# A small pool



## GWU (Jul 23, 2004)

*A small pool at country side (full view)*

Just dug a small pool in my tank  (full view updated on page 2)


----------



## ja__ (Oct 14, 2005)

cool why?


----------



## trenac (Jul 16, 2004)

I can's see the pic


----------



## Piscesgirl (Feb 25, 2004)

It doesn't show up for me either


----------



## JaySilverman (Jun 19, 2005)

If that doesn't work just click this link.

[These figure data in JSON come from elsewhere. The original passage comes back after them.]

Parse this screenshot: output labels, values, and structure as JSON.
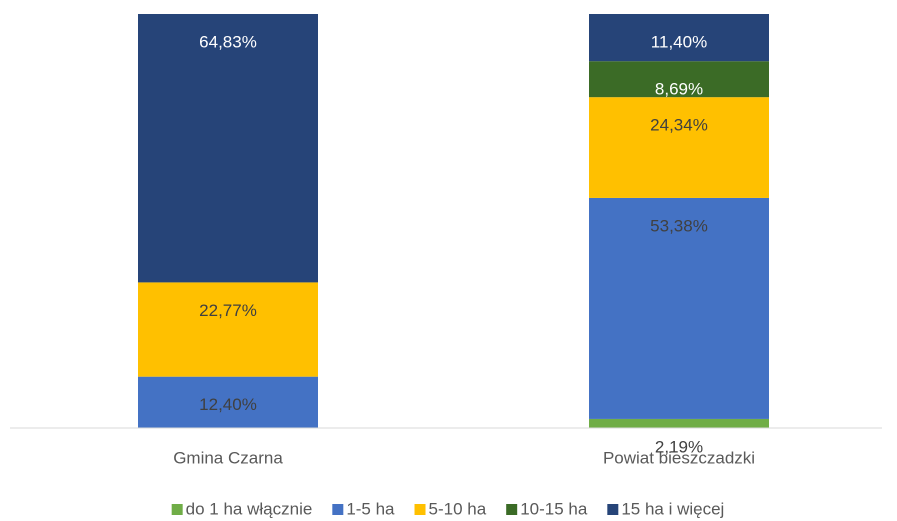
{
  "chart_data": {
    "type": "stacked_bar",
    "categories": [
      "Gmina Czarna",
      "Powiat bieszczadzki"
    ],
    "ylim": [
      0,
      100
    ],
    "legend": "bottom",
    "series": [
      {
        "name": "do 1 ha włącznie",
        "color": "#70ad47",
        "label_color": "#404040",
        "values": [
          null,
          2.19
        ],
        "value_labels": [
          null,
          "2,19%"
        ]
      },
      {
        "name": "1-5 ha",
        "color": "#4472c4",
        "label_color": "#404040",
        "values": [
          12.4,
          53.38
        ],
        "value_labels": [
          "12,40%",
          "53,38%"
        ]
      },
      {
        "name": "5-10 ha",
        "color": "#ffc000",
        "label_color": "#404040",
        "values": [
          22.77,
          24.34
        ],
        "value_labels": [
          "22,77%",
          "24,34%"
        ]
      },
      {
        "name": "10-15 ha",
        "color": "#3b6b26",
        "label_color": "#ffffff",
        "values": [
          null,
          8.69
        ],
        "value_labels": [
          null,
          "8,69%"
        ]
      },
      {
        "name": "15 ha i więcej",
        "color": "#264478",
        "label_color": "#ffffff",
        "values": [
          64.83,
          11.4
        ],
        "value_labels": [
          "64,83%",
          "11,40%"
        ]
      }
    ]
  }
}
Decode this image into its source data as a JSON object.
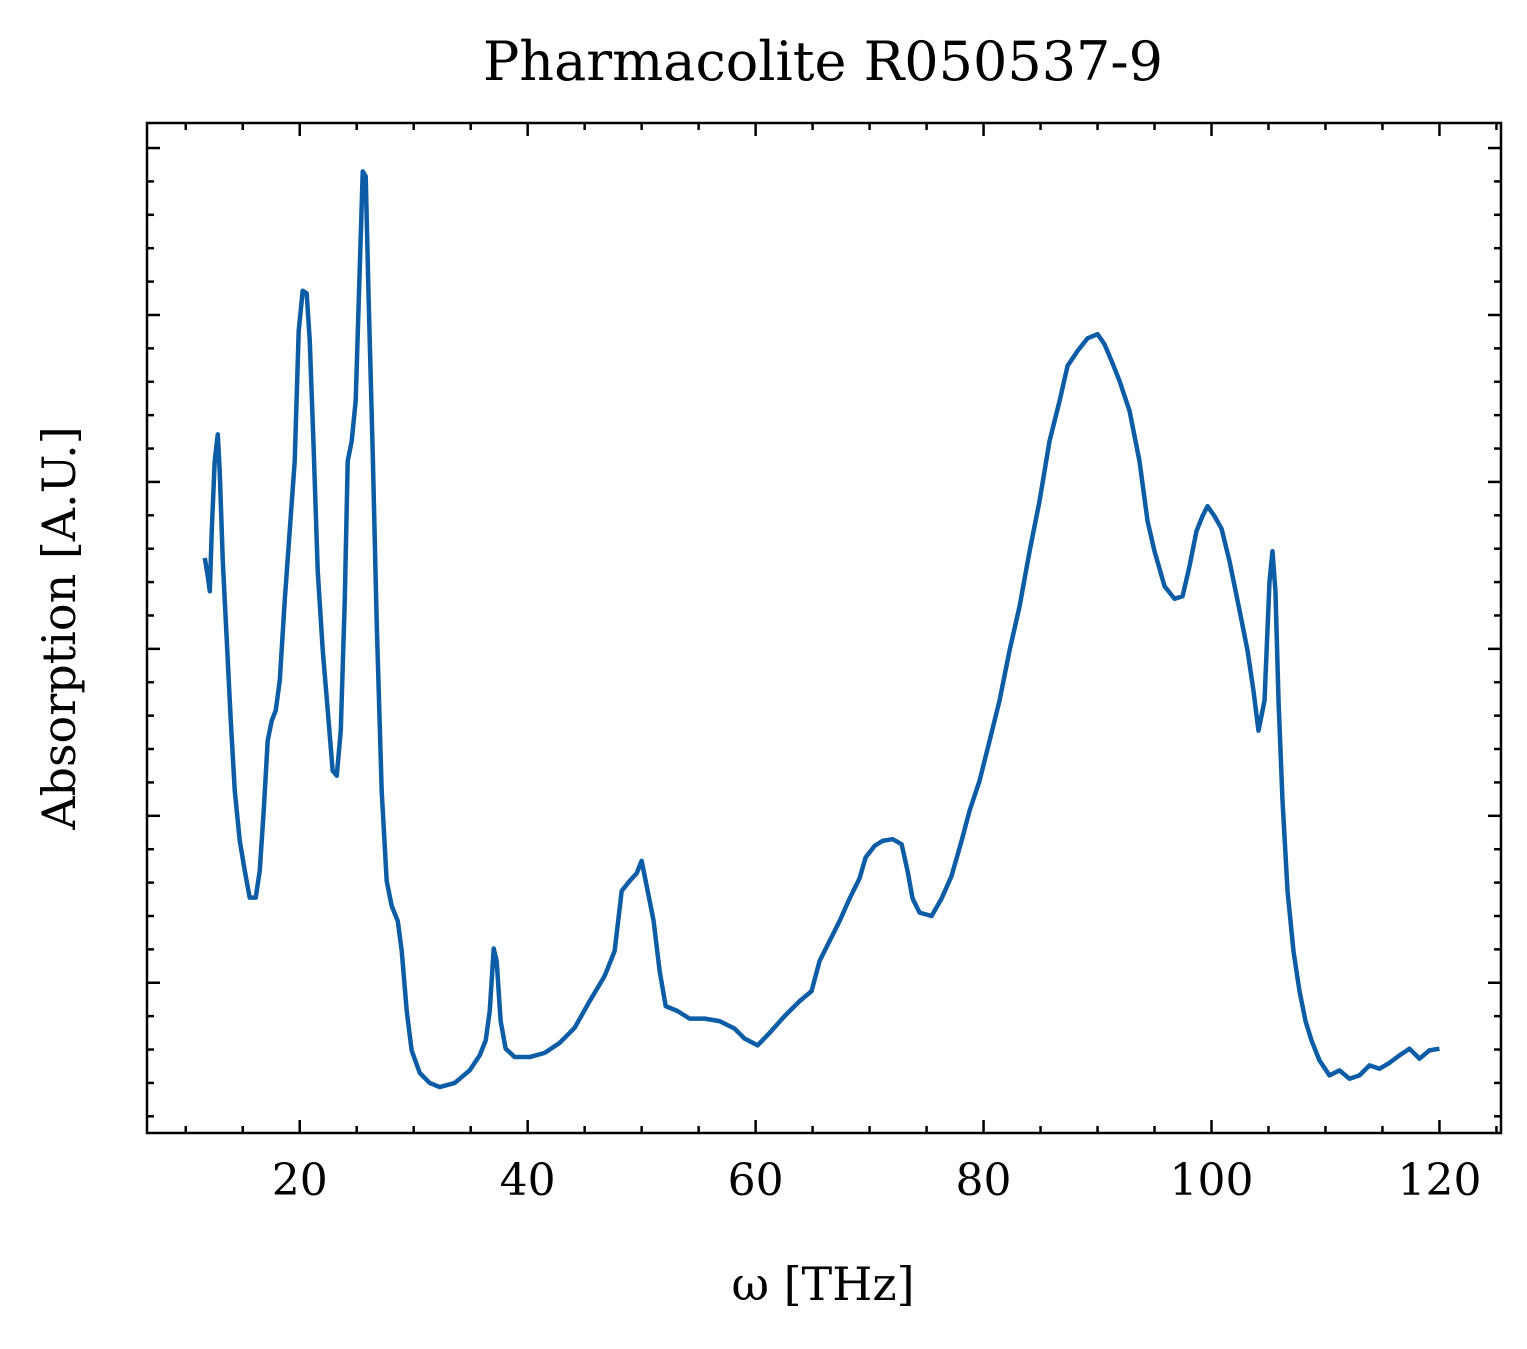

http://www.aqugrass.com/phpBB2/files/_p____2_212.jpg


----------



## Piscesgirl (Feb 25, 2004)

Well that's an interesting approach


----------



## oceanaqua (Oct 24, 2005)

Cool, was that photoshop or whats your secret?


----------



## czado (May 26, 2005)

Very clever. I am tempted to put blue paper under my aquarium.


----------



## GWU (Jul 23, 2004)

It's just an experiment,hope all would like it. It is by an alumimium foil mount on a pcs of glass. when I mount the foil, add a little bit pressure on two side, the tension would cause the wavy, it so nature after the plant refect on the surface.


----------



## brianclaw (May 17, 2005)

That looks kinda cool. What does the whole tank look like?


----------



## warr40 (Aug 16, 2005)

That is so cool i'm gonna do that


----------



## JaySilverman (Jun 19, 2005)

I persoanlly find it tacky,


----------



## warr40 (Aug 16, 2005)

hey full tank shot??\\/ \\/


----------



## GWU (Jul 23, 2004)

The pool only at somewhere in the full view, hope you enjoy it.


----------



## Bert H (Mar 2, 2004)

Unique and imaginative!


----------



## GWU (Jul 23, 2004)

Bert H said:


> Unique and imaginative!


Thanks for Bert H appreciation


----------